20. Le recours à des mots ambigus — En vertu de la séparation des pouvoirs inscrite dans la Constitution américaine, les États-Unis ne peuvent faire la guerre à un autre pays sans déclaration du Congrès. Cependant, c’est le président qui décide de sa politique extérieure et des guerres qu’il entreprend. Celui-ci peut donc décider d’user de ses prérogatives dans l’optique de se faire réélire. Un président pourrait donc être tenté de partir en guerre drapeau brandi, en prétendant qu’il s’agit d’autre chose, par exemple d’une « action policière », d’une « incursion armée », de « ripostes visant à assurer la protection », de « sauvegarde des intérêts américains », de « pacification » ou le grand classique : apporter la démocratie et libérer les peuples. Les euphémismes qualifiant la guerre font partie d’une longue liste de trucages sémantiques à usage politique.

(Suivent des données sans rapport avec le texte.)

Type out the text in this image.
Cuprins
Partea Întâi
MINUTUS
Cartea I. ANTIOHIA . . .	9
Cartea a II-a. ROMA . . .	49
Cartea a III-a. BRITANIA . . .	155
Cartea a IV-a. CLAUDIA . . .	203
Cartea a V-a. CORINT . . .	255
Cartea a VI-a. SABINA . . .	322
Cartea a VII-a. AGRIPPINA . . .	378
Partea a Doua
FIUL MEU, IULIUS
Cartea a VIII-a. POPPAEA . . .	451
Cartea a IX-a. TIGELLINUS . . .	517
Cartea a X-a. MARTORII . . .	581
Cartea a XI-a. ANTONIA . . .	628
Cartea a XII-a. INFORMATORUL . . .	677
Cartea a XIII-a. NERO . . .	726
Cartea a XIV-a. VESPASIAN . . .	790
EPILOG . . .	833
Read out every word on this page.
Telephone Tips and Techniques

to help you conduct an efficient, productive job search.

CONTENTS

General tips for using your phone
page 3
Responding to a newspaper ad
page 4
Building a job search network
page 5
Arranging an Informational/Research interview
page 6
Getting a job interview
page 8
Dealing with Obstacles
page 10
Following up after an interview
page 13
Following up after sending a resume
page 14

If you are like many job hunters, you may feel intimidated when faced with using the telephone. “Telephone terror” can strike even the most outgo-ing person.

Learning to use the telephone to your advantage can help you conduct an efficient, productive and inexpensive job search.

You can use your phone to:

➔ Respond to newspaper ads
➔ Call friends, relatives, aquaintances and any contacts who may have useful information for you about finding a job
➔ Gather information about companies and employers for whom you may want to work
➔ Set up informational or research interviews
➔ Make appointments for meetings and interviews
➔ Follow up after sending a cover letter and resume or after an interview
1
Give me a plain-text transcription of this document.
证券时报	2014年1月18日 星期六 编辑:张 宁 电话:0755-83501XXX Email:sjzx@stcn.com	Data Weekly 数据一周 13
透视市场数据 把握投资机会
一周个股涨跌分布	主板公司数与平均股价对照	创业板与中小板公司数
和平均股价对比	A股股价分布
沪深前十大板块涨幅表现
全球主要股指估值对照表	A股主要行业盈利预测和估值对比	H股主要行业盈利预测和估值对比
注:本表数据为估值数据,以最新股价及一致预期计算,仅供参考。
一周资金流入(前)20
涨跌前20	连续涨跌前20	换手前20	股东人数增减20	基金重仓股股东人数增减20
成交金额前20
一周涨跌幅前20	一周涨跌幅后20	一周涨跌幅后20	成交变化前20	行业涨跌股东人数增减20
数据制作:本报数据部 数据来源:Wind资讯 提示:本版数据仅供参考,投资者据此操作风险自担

« Un des arts pratiqués par les politiciens consiste à trouver de nouveaux noms à des institutions dont l’ancien nom est devenu odieux aux oreilles du public », disait Talleyrand.
Aujourd’hui, de très nombreux mots utilisés en politique sont empruntés au monde marchand formant une novlangue manipulatoire mais efficace pour séduire les masses.
Comme on le constate, le point commun entre l’ensemble de ces sophismes, c’est qu’ils sont tous plus ou moins séduisants dans l’interprétation de la réalité. Il est extrêmement facile d’en appeler à l’autorité, à la nature, à la force divine ou aux préjugés populaires. Un raisonnement complexe demande du travail et de la réflexion. C’est la facilité qui génère un manque de recul critique. Sagan termine cependant son chapitre sur un avertissement : « Comme tous les outils, ce kit de détection d’inepties peut être mal utilisé, appliqué hors contexte ou même utilisé machinalement, sans effort de réflexion. Employé à bon escient, il peut toutefois faire une grande différence dans le monde, en vous aidant notamment à évaluer vos propres arguments avant de les présenter aux autres. » (Traduction libre)
The Demon-Haunted World est une lecture aussi fascinante qu’intemporelle. À de nombreux égards, elle semble même plus d’actualité que jamais à notre époque, où cohabitent propagande médiatique, pseudosciences et intérêts commerciaux divers et variés.